En réal­ité, comme le démon­tre l’émotion sus­citée dans l’opinion publique inter­na­tionale par la con­sul­ta­tion du 1er octo­bre, les impli­ca­tions de la sit­u­a­tion cata­lane sont loin d’être anodines. Le « droit de décider » invo­qué par les autorités cata­lanes ne relève pas du droit posi­tif et son exer­ci­ce soulève de red­outa­bles ques­tions théoriques et pra­tiques, mais l’idée que la pop­u­la­tion d’un ter­ri­toire puisse choisir libre­ment son avenir s’appuie sur de solides bases philosophiques. Face à des sit­u­a­tions inat­ten­dues, la réac­tion de la société inter­na­tionale peut réserv­er des sur­pris­es, comme en 1991 à l’occasion de la recon­nais­sance inter­na­tionale de la Slovénie et de la Croat­ie.
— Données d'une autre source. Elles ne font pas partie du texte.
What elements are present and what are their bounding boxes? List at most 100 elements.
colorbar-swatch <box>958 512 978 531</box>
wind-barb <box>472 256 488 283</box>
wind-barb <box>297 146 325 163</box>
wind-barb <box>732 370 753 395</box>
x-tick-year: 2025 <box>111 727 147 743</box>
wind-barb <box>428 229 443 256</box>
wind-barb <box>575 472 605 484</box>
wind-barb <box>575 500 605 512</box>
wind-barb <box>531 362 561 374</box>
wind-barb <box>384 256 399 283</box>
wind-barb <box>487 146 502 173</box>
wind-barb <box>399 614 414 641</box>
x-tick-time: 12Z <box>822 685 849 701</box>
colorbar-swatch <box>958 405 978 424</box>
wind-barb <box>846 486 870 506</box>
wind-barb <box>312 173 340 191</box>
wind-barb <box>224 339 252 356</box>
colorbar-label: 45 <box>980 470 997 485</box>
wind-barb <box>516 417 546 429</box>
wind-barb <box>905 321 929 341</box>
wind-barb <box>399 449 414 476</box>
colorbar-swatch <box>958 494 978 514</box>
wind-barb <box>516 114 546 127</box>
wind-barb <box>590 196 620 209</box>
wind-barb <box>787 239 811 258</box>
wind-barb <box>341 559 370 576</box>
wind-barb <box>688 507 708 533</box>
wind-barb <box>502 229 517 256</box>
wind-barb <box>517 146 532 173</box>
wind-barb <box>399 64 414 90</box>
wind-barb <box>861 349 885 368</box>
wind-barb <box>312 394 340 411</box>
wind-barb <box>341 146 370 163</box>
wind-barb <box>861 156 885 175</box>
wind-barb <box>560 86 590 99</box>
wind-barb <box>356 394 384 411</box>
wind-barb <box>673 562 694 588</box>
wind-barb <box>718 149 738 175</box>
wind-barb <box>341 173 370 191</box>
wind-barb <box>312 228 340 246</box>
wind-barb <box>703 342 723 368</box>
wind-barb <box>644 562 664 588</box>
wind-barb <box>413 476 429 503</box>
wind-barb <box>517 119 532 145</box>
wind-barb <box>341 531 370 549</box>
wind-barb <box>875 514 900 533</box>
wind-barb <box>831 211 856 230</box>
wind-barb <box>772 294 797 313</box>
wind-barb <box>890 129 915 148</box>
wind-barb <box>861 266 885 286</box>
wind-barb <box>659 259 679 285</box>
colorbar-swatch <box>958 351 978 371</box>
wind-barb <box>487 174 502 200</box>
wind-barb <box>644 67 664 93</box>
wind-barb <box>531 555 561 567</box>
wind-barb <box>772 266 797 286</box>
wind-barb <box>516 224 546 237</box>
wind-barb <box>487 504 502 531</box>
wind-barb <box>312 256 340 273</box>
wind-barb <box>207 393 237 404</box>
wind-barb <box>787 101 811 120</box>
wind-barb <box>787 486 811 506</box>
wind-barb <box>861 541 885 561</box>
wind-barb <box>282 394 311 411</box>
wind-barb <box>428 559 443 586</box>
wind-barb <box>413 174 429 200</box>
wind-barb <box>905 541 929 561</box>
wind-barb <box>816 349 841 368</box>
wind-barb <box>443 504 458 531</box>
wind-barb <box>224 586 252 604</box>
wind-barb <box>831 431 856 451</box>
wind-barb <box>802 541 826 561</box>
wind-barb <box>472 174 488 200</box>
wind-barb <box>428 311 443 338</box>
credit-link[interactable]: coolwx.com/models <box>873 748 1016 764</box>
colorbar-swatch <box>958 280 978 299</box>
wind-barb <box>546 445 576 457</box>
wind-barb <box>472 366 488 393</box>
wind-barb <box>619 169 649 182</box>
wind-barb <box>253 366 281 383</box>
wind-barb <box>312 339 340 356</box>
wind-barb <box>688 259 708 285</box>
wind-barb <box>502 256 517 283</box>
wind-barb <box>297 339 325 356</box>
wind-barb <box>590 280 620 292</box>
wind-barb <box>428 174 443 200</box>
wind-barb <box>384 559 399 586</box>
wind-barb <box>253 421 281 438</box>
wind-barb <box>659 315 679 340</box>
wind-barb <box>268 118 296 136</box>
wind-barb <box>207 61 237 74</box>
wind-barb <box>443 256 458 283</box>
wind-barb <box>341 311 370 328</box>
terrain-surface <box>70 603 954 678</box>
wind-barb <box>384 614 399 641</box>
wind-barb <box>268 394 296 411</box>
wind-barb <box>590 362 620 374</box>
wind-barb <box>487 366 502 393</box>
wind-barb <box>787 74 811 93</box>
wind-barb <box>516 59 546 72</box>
Les solu­tions inter­mé­di­aires pour l’avenir de la Cat­a­logne sont encore incer­taines. Sur le plan interne, comme il était prévis­i­ble dès le début, il est dif­fi­cile d’imaginer une solu­tion sans négo­ci­a­tions entre les autorités cata­lanes et l’État espag­nol. L’Espagne pour­rait pass­er du région­al­isme actuel à une forme de fédéral­isme, avec une dif­féren­ci­a­tion accrue des statuts juridiques des entités ter­ri­to­ri­ales. Sur le plan européen, la sit­u­a­tion cata­lane démon­tre que les proces­sus séces­sion­nistes ne sont pas unique­ment des affaires internes à chaque État. Cepen­dant, le développe­ment de l’interaction formelle entre des entités qui aspirent à l’indépendance et les autres sujets de droit inter­na­tion­al (en par­ti­c­uli­er l’Union européenne) reste encore une hypothèse théorique.

Antho­ny Sfez

Le rap­port de force penche pour le moment en faveur de l’Espagne. Économique­ment, insti­tu­tion­nelle­ment, et mil­i­taire­ment, la Cat­a­logne n’a pas tous les moyens pour s’imposer. Le sou­tien inter­na­tion­al est plutôt du côté de l’État cen­tral qui béné­fi­cie d’une bonne répu­ta­tion, ayant accordée une autonomie réelle à la Cat­a­logne.

L’un des enjeux côté Cata­lan est donc de faire pencher la bal­ance de son côté en appelant des États étrangers à recon­naître la légitim­ité de sa reven­di­ca­tion. Le sto­ry-telling cata­lan actuel vise à mon­tr­er que le gou­verne­ment région­al pro­pose de dis­cuter face à un État cen­tral autori­taire qui ne répond pas au dia­logue. C’est un véri­ta­ble con­flit des réc­its. Le point de frac­ture se trou­ve dans l’utilisation de la vio­lence du côté de l’État espag­nol.